I’m a manic depressive with bouts of anxiety. It is no secret and I don’t pretend otherwise. I recall six months ago when we eloped how many people scattered out of my life – ran, sprinting had nothing on them.
I was very self absorbed in my pain of dealing with all that had happened. I felt rejected, abandoned… hurt and yes, it did take time to heal from the break-up and rekindle of the relationship also.
Clearly I was hurting and healing – I was needy. No fishing with me. No sitting until the storm passed, except for Noid whom I know most of the time has not the faintest clue what to say or do for me… and I had the odd friend who did not judge… and I am thankful.
Sometimes I feel I am so easy to let go.
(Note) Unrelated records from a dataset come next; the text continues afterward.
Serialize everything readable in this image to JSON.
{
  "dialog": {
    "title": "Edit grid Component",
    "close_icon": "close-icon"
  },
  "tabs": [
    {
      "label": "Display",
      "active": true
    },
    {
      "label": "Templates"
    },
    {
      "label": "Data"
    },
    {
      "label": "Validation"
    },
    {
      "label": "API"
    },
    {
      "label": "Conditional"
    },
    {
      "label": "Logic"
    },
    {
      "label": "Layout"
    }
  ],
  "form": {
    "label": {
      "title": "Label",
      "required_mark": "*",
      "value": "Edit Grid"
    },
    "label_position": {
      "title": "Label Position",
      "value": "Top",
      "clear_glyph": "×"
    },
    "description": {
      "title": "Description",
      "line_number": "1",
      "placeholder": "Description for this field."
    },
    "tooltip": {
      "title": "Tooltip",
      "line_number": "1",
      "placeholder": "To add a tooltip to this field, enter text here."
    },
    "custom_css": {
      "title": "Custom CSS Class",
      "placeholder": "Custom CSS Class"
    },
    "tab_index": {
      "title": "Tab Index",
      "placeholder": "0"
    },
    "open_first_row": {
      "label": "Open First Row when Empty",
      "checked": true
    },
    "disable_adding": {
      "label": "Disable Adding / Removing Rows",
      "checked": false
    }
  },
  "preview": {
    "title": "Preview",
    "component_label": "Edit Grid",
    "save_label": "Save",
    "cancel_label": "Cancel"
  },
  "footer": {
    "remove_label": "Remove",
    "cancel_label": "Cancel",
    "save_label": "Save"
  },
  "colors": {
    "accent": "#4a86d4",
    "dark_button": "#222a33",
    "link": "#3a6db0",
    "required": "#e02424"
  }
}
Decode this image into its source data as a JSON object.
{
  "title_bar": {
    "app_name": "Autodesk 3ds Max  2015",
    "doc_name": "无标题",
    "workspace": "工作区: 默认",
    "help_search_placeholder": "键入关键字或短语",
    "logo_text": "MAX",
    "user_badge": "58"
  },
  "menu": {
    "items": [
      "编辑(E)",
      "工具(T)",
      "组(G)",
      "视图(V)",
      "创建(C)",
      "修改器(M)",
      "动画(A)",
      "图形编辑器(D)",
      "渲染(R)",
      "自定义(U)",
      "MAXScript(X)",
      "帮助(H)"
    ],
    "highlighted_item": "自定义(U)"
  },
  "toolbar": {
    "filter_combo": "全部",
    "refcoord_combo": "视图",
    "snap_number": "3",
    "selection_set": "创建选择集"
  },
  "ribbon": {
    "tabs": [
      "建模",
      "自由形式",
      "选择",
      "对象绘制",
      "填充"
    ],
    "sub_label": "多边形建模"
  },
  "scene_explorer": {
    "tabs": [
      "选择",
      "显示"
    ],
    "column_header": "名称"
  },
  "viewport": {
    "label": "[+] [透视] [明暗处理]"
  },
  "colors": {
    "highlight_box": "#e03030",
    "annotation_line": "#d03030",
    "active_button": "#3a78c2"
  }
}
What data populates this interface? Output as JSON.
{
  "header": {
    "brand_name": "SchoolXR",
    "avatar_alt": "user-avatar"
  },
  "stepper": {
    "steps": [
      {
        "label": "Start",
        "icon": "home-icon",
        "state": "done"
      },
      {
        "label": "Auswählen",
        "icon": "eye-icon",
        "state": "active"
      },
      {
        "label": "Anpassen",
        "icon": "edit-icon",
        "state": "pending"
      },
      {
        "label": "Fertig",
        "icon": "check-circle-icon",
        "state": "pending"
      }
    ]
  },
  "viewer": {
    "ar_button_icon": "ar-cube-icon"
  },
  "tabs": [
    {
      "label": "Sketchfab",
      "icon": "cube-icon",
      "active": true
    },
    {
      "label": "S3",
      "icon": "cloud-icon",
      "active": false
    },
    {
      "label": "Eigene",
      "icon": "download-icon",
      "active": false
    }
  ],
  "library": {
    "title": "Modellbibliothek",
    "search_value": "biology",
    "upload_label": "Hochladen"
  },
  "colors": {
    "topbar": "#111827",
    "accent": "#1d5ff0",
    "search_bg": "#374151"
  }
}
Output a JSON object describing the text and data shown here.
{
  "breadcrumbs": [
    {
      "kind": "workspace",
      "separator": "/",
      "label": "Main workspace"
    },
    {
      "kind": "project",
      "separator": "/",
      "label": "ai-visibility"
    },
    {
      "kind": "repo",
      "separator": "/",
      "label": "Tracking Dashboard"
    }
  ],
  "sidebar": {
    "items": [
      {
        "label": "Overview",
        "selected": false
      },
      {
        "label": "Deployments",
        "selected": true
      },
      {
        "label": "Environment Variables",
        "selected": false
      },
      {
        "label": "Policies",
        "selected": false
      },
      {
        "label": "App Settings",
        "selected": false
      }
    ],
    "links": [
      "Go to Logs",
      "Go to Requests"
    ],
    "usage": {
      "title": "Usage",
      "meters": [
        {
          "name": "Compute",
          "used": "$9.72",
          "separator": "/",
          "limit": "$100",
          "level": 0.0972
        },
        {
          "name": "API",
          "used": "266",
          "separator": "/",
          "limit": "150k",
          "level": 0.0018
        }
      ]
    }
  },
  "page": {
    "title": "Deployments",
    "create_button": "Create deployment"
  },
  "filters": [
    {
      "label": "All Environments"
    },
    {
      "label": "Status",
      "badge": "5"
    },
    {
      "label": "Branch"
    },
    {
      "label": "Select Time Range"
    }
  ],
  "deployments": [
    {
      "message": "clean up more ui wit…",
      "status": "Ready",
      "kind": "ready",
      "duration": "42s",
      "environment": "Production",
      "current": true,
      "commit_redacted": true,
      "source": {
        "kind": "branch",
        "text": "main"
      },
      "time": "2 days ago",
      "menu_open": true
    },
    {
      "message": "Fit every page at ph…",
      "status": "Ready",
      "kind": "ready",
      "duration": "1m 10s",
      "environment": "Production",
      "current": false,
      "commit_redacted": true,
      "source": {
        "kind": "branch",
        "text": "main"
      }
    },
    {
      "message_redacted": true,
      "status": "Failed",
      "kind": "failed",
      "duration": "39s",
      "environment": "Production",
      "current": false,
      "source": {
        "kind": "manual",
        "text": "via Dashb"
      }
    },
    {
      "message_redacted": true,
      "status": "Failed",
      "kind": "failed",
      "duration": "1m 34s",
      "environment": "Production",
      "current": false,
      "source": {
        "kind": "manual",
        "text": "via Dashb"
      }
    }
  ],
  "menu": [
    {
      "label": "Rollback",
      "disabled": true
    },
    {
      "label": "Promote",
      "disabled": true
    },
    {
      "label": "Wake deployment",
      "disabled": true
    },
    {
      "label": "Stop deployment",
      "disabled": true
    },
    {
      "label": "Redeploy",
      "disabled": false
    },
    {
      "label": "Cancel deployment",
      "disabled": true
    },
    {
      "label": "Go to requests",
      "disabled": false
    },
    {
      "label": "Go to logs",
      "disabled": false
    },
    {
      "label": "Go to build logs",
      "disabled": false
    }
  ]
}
Like I don’t matter much at all and the impact I have in people’s lives can’t be of lasting value if it is so easy to move on because dealing with my reality makes them uncomfortable…. Like I will be forgotten by the time the Christmas list if drawn up, now that I am a pretend Jew especially. hahahahaha!
Some friends are mere acquintances dressed in fickle smiles and pretty words until the uncomfortable depression hits the fan. I am under no illusion, being friends with the mentally ill has it’s challenges.
Sad however… ’cause I’m worth being with it when I’m not wanting to die, I’m quick witty, hilariously entertaining and funny. Some even loved me. :) Really.
I make no apologies if the post made you uncomfortable. Life is not a fucking candy store where everything is sweet.
BUT – tomorrow…. there is always hope in tomorrow. I’m tired.
I wish you somebody willing to fish in a pond that is forever deep, where no fish live.